Sherars Falls is the final waterfall along the Deschutes River. The falls drop about 15 feet into a narrow horseshoe shaped trough carved in the vast flood basalt formations blanketing eastern Oregon. The Deschutes has been heavily tapped for irrigation purposes and because of this Sherars Falls is not usually as burly as it could be with the river flowing naturally, but its still a fairly impressive cascade. The geology of the area is generally more interesting than the waterfall, river volume aside, and one can expect to see dozens of members of the Warm Springs Nation fishing at the falls - a long established tribal fishing ground.

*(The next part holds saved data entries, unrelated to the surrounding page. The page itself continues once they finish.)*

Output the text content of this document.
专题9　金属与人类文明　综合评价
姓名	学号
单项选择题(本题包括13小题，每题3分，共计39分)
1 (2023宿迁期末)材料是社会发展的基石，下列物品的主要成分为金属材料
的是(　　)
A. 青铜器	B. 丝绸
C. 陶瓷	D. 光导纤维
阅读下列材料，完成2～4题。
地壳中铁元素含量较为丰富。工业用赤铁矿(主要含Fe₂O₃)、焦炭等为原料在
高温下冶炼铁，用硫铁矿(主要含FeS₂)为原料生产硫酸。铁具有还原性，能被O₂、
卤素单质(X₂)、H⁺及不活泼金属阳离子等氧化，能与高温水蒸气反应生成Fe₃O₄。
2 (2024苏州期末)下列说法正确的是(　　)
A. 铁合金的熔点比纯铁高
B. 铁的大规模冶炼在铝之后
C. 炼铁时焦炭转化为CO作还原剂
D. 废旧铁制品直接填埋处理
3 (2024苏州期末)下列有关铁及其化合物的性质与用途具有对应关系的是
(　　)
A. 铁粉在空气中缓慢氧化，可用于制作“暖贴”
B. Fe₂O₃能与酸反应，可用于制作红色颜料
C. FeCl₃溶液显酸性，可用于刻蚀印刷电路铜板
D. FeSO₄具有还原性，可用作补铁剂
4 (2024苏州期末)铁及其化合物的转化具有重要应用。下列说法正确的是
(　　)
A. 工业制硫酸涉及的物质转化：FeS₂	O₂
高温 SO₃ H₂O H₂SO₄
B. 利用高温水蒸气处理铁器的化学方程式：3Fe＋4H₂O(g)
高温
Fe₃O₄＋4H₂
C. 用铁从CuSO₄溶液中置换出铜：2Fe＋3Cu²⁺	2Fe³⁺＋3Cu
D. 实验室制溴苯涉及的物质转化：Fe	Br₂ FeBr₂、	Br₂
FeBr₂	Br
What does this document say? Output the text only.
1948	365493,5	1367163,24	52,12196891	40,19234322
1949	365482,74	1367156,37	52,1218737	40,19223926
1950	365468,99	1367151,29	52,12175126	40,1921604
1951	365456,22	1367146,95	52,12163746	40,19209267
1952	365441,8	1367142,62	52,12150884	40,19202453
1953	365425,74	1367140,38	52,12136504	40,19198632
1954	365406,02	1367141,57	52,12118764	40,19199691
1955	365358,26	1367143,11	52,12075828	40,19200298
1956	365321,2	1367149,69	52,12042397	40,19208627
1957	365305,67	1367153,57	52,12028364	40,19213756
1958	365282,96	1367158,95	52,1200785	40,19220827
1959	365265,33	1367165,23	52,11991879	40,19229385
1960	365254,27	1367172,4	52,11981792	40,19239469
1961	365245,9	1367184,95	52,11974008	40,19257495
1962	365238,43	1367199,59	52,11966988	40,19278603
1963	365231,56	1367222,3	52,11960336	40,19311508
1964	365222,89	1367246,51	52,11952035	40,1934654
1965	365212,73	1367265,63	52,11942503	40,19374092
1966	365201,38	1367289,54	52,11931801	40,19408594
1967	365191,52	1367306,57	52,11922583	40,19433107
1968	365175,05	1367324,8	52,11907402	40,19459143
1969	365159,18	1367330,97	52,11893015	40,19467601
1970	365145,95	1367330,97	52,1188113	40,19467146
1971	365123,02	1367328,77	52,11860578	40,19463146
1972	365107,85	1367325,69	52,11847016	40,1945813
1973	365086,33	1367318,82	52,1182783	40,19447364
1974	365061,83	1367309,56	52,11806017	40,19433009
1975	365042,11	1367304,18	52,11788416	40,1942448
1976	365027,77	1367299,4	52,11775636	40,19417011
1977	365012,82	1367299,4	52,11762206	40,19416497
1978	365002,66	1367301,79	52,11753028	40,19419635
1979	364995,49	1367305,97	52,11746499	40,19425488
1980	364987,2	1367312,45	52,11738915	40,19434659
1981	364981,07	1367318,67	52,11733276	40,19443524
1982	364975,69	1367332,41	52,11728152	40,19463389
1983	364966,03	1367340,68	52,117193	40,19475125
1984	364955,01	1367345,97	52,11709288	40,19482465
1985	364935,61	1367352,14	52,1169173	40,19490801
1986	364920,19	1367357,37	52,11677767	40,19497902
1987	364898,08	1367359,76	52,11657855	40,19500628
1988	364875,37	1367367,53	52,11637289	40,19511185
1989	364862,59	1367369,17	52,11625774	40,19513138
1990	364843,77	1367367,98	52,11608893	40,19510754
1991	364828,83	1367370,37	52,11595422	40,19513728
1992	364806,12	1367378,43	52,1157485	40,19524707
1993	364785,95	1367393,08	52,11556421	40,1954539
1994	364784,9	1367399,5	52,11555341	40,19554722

- Sherars Falls is the Official name of this waterfall.
Sherars Falls was the site of a crossing point for local tribes as well as a sacred fishing ground. The falls are thought to have been discovered by Peter Skene Ogden in September of 1826. The first bridge was constructed below the falls in 1860 by John Todd, and rebuilt in 1862 after it washed away in floods. Through a series of transactions, the bridge was eventually transfered to Joseph Sherar, for whom the features were named, in 1871 who invested nearly $75,000 in maintenance and developing roads leading to the bridge.
Sherars Falls is located east of Tygh Valley between Maupin and The Dalles. Take Highway 197 south from The Dalles then turn east on Highway 216 (signed for White River Falls and Sherars Bridge). Sherars Falls can be found about 7 1/2 miles from Highway 197, just above Sherars Bridge. The falls are located on tribal land and public access is only allowed on the west side of the river. Please obey the regulations posted on site and park where requested (there are designated areas for tribal members only).